Empat tahun berlalu, Jagat Hartadi masih larut dalam perasaan cinta tak berbalas. Dia memilih menjalani hidup sendiri, hingga suatu malam dirinya membantu seorang wanita yang pingsan di pinggir jalan.
Jenna, itulah nama wanita tersebut. Siapa sangka, dia memiliki kisah kelam menyedihkan, yang membuat Jagat iba.
Dari sana, timbul niat Jagat untuk menikahi Jenna, meskipun belum mengenal baik wanita itu. Pernikahan tanpa dilandasi cinta akhirnya terjadi.
Akankah pernikahan yang berawal dari rasa kasihan, bisa menjadi surga dunia bagi Jenna dan Jagat?
Karya ini diterbitkan atas izin NovelToon Komalasari, isi konten hanyalah pandangan pribadi pembuatnya, tidak mewakili NovelToon sendiri
Chapter 1 : Wanita Penjual Sapu Tangan
Malam belum terlalu larut, ketika Jagat memutuskan berjalan-jalan seorang diri.
Suntuk. Itulah yang Jagat rasakan. Dia bosan karena terjebak rutinitas. Ternyata, memfokuskan diri pada pekerjaan, tak membuat hidupnya lebih baik.
Empat tahun berlalu tanpa terasa. Umur Jagat terus bertambah. Ketampanan, kegagahan, serta gelimang harta tak membuatnya dapat menyembunyikan rasa sepi yang terus mengiringi.
Ya. Jagat masih terpenjara dalam cinta masa lalu yang tak tergapai.
Jarum jam sudah menunjuk angka sebelas. Jagat menghentikan kendaraan di pinggir jalan. Dia melihat ke sebelah kanan, di mana ada taman dengan air mancur warna-warni.
Jagat menggumam pelan, lalu melepas sabuk pengaman. Dia memutuskan keluar dari mobil. Ketika hendak menutup pintu, tiba-tiba ada seorang wanita menghampirinya.
“Aku menjual sapu tangan sulam. Lihatlah, Pak. Ada banyak pilihan menarik. Semuanya sangat cantik. Cocok sekali diberikan kepada pasangan Anda,” ucap wanita berpenampilan sederhana itu.
Jagat yang awalnya hendak ke taman air mancur, terpaksa mengurungkan niat. Dia menatap wanita penjual sapu tangan itu, lalu beralih pada barang yang ditawarkannya tadi.
“Maaf. Aku bukan penyuka sapu tangan,” tolak Jagat.

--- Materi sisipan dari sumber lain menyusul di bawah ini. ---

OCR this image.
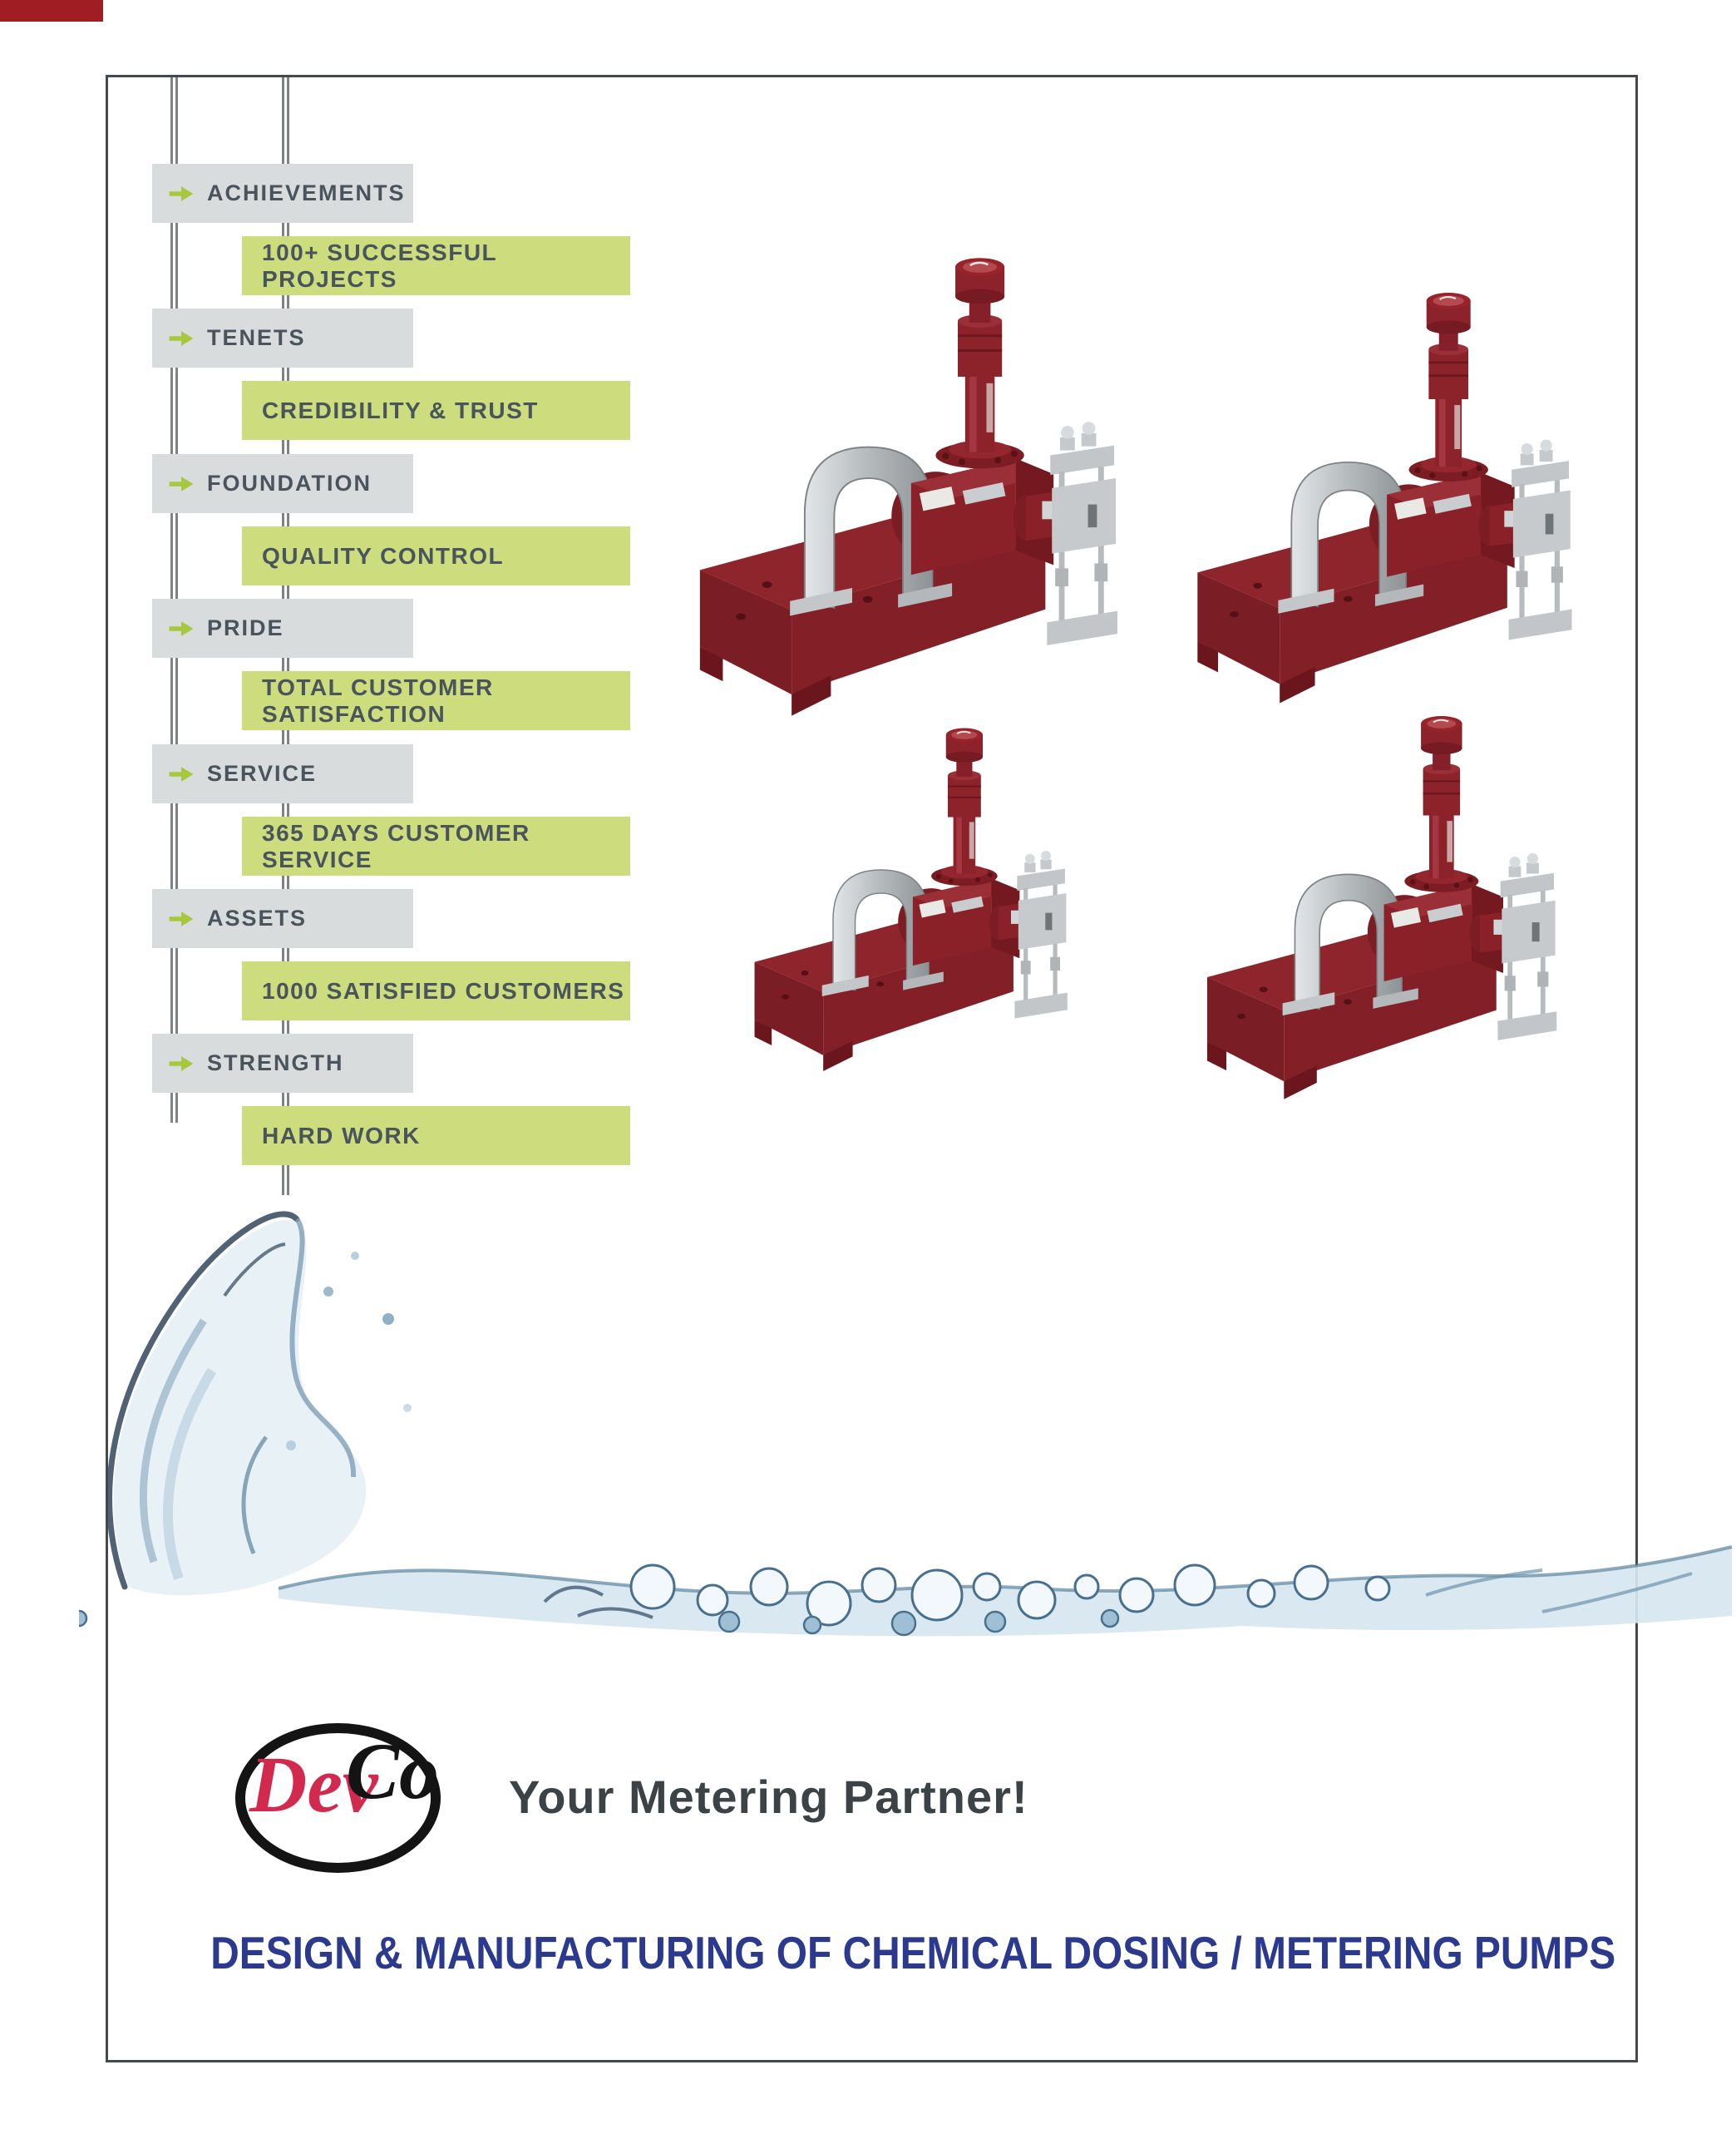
ACHIEVEMENTS
100+ SUCCESSFUL PROJECTS
TENETS
CREDIBILITY & TRUST
FOUNDATION
QUALITY CONTROL
PRIDE
TOTAL CUSTOMER SATISFACTION
SERVICE
365 DAYS CUSTOMER SERVICE
ASSETS
1000 SATISFIED CUSTOMERS
STRENGTH
HARD WORK
Dev
Co Your Metering Partner!
DESIGN & MANUFACTURING OF CHEMICAL DOSING / METERING PUMPS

“Anda bisa memberikan sapu tangan ini untuk pasangan, ibu, atau saudara perempuan.” Wanita itu membuka lipatan sapu tangan, kemudian memperlihatkannya pada Jagat. “Lihatlah. Cantik, kan? Aku sendiri yang membuat sulaman ini.”
Jagat tidak segera menanggapi. Sesaat kemudian, pengusaha tampan itu menggeleng pelan, lalu pergi meninggalkan si wanita penjual sapu tangan.

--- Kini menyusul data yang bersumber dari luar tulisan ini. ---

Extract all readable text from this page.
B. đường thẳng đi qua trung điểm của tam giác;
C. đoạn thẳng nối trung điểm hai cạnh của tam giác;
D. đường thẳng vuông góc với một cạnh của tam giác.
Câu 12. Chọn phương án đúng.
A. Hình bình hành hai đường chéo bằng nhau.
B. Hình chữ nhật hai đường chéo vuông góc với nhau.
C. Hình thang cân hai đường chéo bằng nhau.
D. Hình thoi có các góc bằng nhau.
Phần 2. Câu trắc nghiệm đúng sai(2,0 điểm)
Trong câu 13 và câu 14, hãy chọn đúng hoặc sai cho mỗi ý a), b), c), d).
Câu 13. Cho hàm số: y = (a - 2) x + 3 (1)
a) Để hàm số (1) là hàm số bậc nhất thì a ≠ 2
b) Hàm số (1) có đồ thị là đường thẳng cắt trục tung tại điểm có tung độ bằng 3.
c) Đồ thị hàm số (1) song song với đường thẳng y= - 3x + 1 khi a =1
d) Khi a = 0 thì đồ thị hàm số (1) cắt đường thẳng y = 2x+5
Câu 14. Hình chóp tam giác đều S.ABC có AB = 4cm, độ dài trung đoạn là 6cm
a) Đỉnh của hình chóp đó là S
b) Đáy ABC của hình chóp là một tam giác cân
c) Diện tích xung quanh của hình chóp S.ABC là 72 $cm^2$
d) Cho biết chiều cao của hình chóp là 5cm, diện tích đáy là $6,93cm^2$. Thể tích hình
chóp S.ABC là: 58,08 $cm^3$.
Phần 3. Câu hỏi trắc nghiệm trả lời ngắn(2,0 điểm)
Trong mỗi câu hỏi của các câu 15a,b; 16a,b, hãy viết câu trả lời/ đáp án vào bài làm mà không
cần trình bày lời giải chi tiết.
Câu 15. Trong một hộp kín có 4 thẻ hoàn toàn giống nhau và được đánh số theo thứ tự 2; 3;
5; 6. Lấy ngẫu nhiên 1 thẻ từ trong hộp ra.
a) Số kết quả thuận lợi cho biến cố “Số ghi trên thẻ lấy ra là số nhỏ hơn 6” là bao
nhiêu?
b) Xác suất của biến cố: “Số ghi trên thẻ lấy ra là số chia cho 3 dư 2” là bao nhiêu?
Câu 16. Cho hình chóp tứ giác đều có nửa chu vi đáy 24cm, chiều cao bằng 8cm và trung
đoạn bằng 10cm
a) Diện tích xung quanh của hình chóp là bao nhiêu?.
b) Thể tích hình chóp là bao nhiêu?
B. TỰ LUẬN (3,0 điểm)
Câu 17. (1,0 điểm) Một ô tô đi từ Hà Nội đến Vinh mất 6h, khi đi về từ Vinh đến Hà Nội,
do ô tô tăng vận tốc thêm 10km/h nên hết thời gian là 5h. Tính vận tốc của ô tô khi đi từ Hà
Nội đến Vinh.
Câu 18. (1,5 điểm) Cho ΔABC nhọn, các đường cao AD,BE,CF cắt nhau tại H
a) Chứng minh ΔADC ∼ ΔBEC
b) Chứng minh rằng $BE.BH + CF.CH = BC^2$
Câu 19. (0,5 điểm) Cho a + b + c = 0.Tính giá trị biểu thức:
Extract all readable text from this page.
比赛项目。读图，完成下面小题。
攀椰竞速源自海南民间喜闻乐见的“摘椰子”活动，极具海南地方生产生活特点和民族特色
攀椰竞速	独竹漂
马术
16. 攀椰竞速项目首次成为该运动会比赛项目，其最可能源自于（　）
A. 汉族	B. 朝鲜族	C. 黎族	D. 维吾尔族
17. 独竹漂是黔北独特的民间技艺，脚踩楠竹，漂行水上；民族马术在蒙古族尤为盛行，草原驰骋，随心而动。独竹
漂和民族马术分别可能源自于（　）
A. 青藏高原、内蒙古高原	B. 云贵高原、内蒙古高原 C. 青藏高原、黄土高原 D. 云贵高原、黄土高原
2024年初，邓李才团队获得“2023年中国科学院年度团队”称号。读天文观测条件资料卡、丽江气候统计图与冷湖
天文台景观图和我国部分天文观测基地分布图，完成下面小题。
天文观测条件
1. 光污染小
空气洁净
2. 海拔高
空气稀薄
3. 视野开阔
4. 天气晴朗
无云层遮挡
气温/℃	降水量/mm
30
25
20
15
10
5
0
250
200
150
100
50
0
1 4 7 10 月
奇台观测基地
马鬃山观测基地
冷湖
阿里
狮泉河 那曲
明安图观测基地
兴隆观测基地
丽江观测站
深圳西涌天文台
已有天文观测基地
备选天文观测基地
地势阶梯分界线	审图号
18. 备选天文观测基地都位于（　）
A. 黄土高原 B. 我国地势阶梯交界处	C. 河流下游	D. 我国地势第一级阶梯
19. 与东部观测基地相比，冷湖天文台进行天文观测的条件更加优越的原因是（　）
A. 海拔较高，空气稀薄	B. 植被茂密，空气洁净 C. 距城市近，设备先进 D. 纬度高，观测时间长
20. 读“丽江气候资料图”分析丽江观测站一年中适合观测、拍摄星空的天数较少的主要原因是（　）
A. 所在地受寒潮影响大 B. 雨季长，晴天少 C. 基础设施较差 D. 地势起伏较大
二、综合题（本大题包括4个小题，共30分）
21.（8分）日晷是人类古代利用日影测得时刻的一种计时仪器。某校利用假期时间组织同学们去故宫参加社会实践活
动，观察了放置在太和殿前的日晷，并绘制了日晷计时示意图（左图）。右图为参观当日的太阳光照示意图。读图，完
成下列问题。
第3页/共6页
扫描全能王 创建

Jagat duduk di undakan anak tangga, di antara beberapa orang yang tengah menikmati indahnya malam dengan suguhan air mancur warna-warni. Namun, yang Jagat lakukan justru berbeda dari orang-orang di sekitarnya. Perhatian pria tampan itu tertuju pada wanita penjual sapu tangan di seberang jalan. Entah mengapa, tiba-tiba ada rasa iba melihat wanita itu berdiri di pinggir jalan, dengan tatapan penuh harap. Paras cantiknya terlihat lusuh. Dia tampak kelelahan.

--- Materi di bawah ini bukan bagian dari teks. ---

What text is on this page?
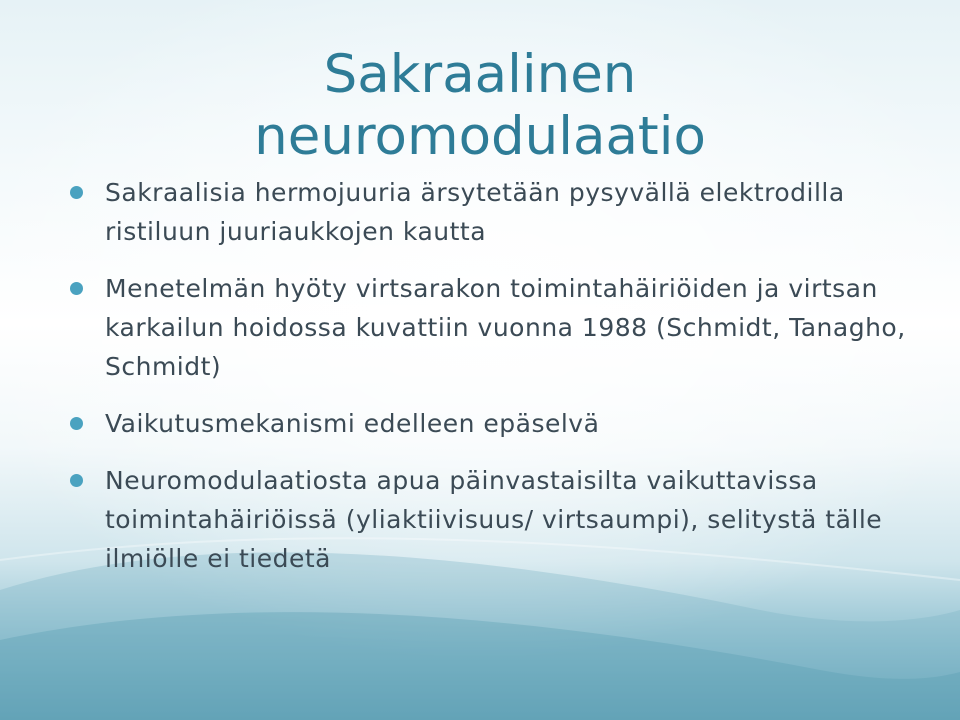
Sakraalinen
neuromodulaatio
Sakraalisia hermojuuria ärsytetään pysyvällä elektrodilla ristiluun juuriaukkojen kautta
Menetelmän hyöty virtsarakon toimintahäiriöiden ja virtsan karkailun hoidossa kuvattiin vuonna 1988 (Schmidt, Tanagho, Schmidt)
Vaikutusmekanismi edelleen epäselvä
Neuromodulaatiosta apua päinvastaisilta vaikuttavissa toimintahäiriöissä (yliaktiivisuus/ virtsaumpi), selitystä tälle ilmiölle ei tiedetä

Jagat memicingkan mata, dengan tatapan terus tertuju pada si wanita yang berjalan gontai meninggalkan tempatnya menjajakan sapu tangan tadi. Namun, baru beberapa langkah, tiba-tiba wanita itu jatuh pingsan.
Orang-orang yang kebetulan ada di sana, langsung mengerubungi wanita itu. Begitu juga dengan Jagat, yang bergegas menghampiri. Dia menyibakkan kerumunan, hingga berdiri paling depan.
Jagat memeriksa denyut nadi wanita itu. “Di mana klinik terdekat?” tanyanya.
“Sekitar 10 meter dari sini ada tempat praktik dokter, Pak. Tapi, pada jam seperti ini pasti sudah tutup.”
“Tidak apa-apa. Kita coba ke sana.”
Jagat membopong wanita itu, mengikuti orang yang menjadi penunjuk jalan. Mereka memasuki gang dengan ukuran tidak terlalu lebar, hingga tiba di depan tempat praktik dokter yang dimaksud. Benar saja. Jam praktik sudah .berakhir.
Namun, Jagat terus memencet bel, hingga ada seorang wanita paruh baya yang muncul dari dalam rumah.
“Ada yang bisa dibantu?” tanya wanita paruh baya itu. Akan tetapi, sepertinya dia tidak membutuhkan jawaban. “Kenapa dia?” tanyanya, tanpa membuka pintu gerbang.
“Izinkan kami masuk,” pinta Jagat. “Wanita ini tiba-tiba pingsan di tepi jalan. Tolong periksa dia. Semoga tidak ada yang serius,” jelasnya.
“Sebentar. Saya harus melapor kepada pak dokter terlebih dulu.”
“Apa? Yang benar saja?” Jagat melayangkan tatapan protes. “Maksud Anda, kami dibiarkan menunggu di luar seperti ini?”
“Anda datang di luar jam praktik. Kami sudah tutup dua jam yang lalu, Pak.”
“Ini darurat\, Bu!” tegas Jagat. “Saya membawa wanita ini kemari karena jaraknya lebih dekat dibanding ke klinik lain atau rumah sakit ____”
“Ini sudah prosedur kami, Pak,” sela wanita paruh baya itu. “Silakan tunggu sebentar.”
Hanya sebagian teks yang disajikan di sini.